Alex Wilke (Spielerin Marburg):
„Wir haben gewonnen, ich bin happy! In der ersten Halbzeit war bei uns die Energie noch nicht da. Wir haben viele schnelle Würfe genommen. In der Kabine gab’s vom Trainer eine laute und deutliche Ansage. Das hat uns aufgeweckt. Wir haben dann mit mehr Einsatz gespielt und als Team bessere Würfe erarbeitet. Wir wollten es einfach mehr. In der nächsten Runde hätte ich gern ein Heimspiel gehabt. Aber ob wir weiterkommen, hängt nur von uns ab.“

Jenny van Doorn (Co-Trainerin Hannover):
„Das ist sehr ärgerlich, zwei Mal hintereinander so zu verlieren: Zur Halbzeit mit drei vorne und am Ende mit neun hinten. Wir haben zwar ein paar Punkte mehr gemacht, als in Marburg, aber es hat wieder nicht gereicht. Es haben einige Initiativen durch die Spielerinnen gefehlt. Wir haben das Spiel nicht immer langsam halten können und zu schnell abgeschlossen. Das hat Marburg in die Karten gespielt. Aber sie haben auch einige Ballverluste von uns forciert.“

 

Statistik
Viertel: 14:13, 16:14, 11:25, 24:22.
Hannover: Brajkovic 2 Punkte, Gobeljic 7/1 Dreier, Gohlisch, Henningsen 10/1, Mihalyi 9/2 (5 Assists), Palmer 17/1 (3 Ass.), Peek, Tarasava 4 (3 Steals), Thimm 6, Tzokov (n.e.), Young 10 (11 Rebounds).
Marburg: Baker 17/2, Bertholdt 3 (3 Ass.), Bradley 5 (3 Ass.), Kiss-Rusk 6, Klug, Reeh (n.e.), Schaake 7, Sola (n.e.), Wagner 2, Wilke 13/2, Winterhoff (n.e.), Yohn 21/3 (8 Reb., 3 Ass.).
SR: H.Lohmüller, T.Krause.

Fun Facts: Erster Sieg in Hannover (Bilanz 1:2). – In Hannover höchste erzielte (74) und niedrigste zugelassene Punktzahl (65). – +9 ist der höchste Sieg in einem Spiel, in dem nur ein Viertel gewonnen wurde (das schaffte Marburg insgesamt erst fünf Mal, zuletzt am 17.03.2018 in Nördlingen), zum ersten Mal war dies das dritte Viertel. – Erster Auswärtssieg mit 27 oder weniger erzielten Punkten zur Halbzeit und Rückstand seit 24.11.2013 (21:28 bei Rhein-Main, 65:60 gewonnen).

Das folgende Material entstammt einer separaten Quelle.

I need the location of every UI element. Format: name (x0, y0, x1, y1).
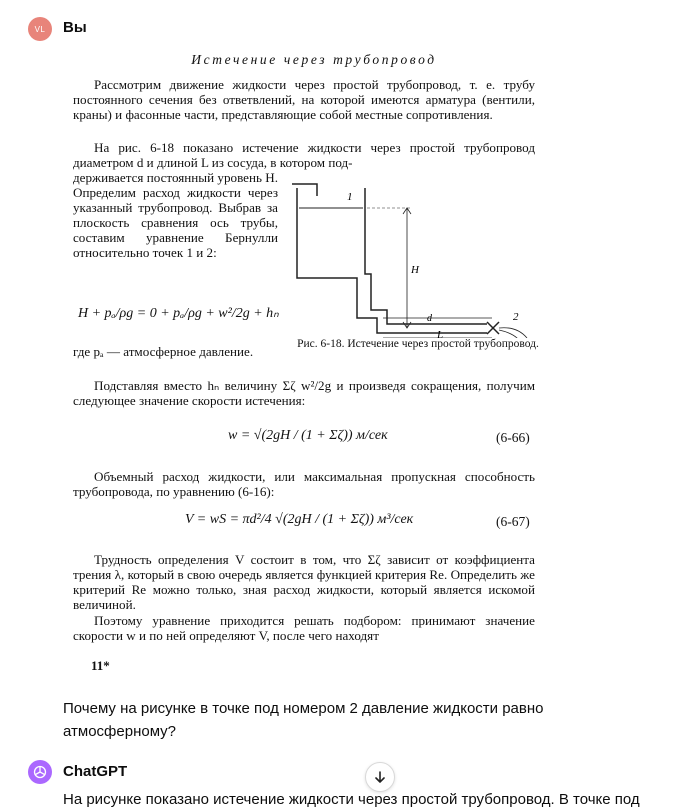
paragraph-left-column: держивается постоянный уровень H. Определим расход жидкости через указанный трубопровод. Выбрав за плоскость сравнения ось трубы, составим уравнение Бернулли относительно точек 1 и 2: (73, 170, 278, 260)
paragraph-figure-ref: На рис. 6-18 показано истечение жидкости через простой трубопровод диаметром d и длиной L из сосуда, в котором под- (73, 140, 535, 170)
equation-bernoulli: H + pₐ/ρg = 0 + pₐ/ρg + w²/2g + hₙ (78, 306, 279, 321)
document-title: Истечение через трубопровод (191, 52, 437, 67)
paragraph-volume: Объемный расход жидкости, или максимальная пропускная способность трубопровода, по уравнению (6-16): (73, 469, 535, 499)
pipe-diagram (287, 178, 547, 338)
paragraph-difficulty: Трудность определения V состоит в том, что Σζ зависит от коэффициента трения λ, который в свою очередь является функцией критерия Re. Определить же критерий Re можно только, зная расход жидкости, который является искомой величиной. (73, 552, 535, 612)
equation-velocity-number: (6-66) (496, 430, 530, 445)
paragraph-selection: Поэтому уравнение приходится решать подбором: принимают значение скорости w и по ней определяют V, после чего находят (73, 613, 535, 643)
figure-caption: Рис. 6-18. Истечение через простой трубопровод. (297, 338, 539, 350)
figure-label-h: H (411, 264, 419, 276)
user-name: Вы (63, 19, 87, 36)
paragraph-where: где pₐ — атмосферное давление. (73, 344, 254, 359)
figure-label-d: d (427, 313, 432, 324)
attached-document-image (63, 42, 565, 682)
user-avatar: VL (28, 17, 52, 41)
figure-label-2: 2 (513, 311, 519, 323)
figure-label-l: L (437, 329, 444, 338)
equation-velocity: w = √(2gH / (1 + Σζ)) м/сек (228, 428, 388, 443)
user-question: Почему на рисунке в точке под номером 2 давление жидкости равно атмосферному? (63, 700, 544, 740)
scroll-down-button[interactable] (365, 762, 395, 792)
assistant-name: ChatGPT (63, 763, 128, 780)
equation-volume-number: (6-67) (496, 514, 530, 529)
page-number: 11* (91, 658, 110, 673)
openai-icon (28, 760, 52, 784)
paragraph-substitute: Подставляя вместо hₙ величину Σζ w²/2g и произведя сокращения, получим следующее значение скорости истечения: (73, 378, 535, 408)
paragraph-intro: Рассмотрим движение жидкости через простой трубопровод, т. е. трубу постоянного сечения без ответвлений, на которой имеются арматура (вентили, краны) и фасонные части, представляющие собой местные сопротивления. (73, 77, 535, 122)
equation-volume: V = wS = πd²/4 √(2gH / (1 + Σζ)) м³/сек (185, 512, 414, 527)
figure-label-1: 1 (347, 191, 353, 203)
arrow-down-icon (373, 770, 387, 784)
assistant-answer: На рисунке показано истечение жидкости через простой трубопровод. В точке под (63, 791, 640, 808)
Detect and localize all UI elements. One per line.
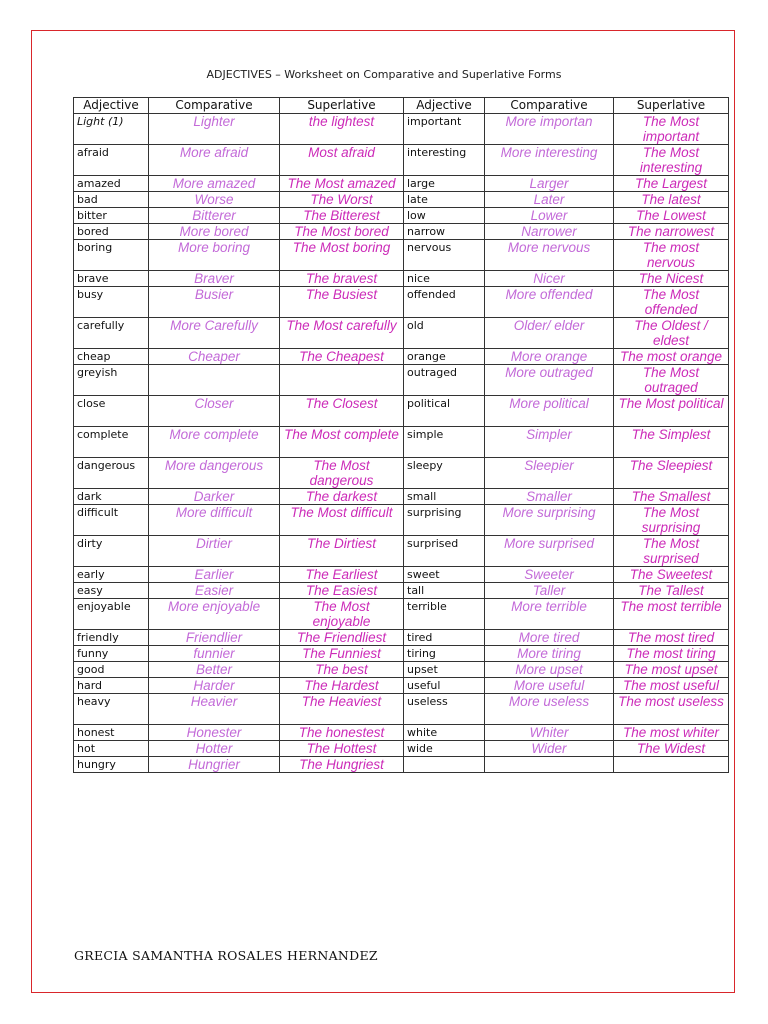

Fail Fact: 27 erzielte Punkte in der ersten Halbzeit sind die wenigsten auswärts seit 27.11.2016 (19:34 in Wasserburg, 48:64 verloren).

 

Pokal-Viertelfinale am 6. Januar:
Rutronik Stars Keltern – BC Pharmaserv Marburg
Giro-Live Panthers Osnabrück – Rhein-Main Baskets (beides Zweitligisten)
Xcyde Angels Nördlingen – Herner TC
Eintracht Braunschweig – Eisvögel USC Freiburg

 

Nächstes Spiel:
CEWL-Europapokal: Sokol Hradec Králové (CZE) – BC Pharmaserv Marburg (Mittwoch, 12. Dezember, 18.30 Uhr, Hala Sokol Hradec Králové).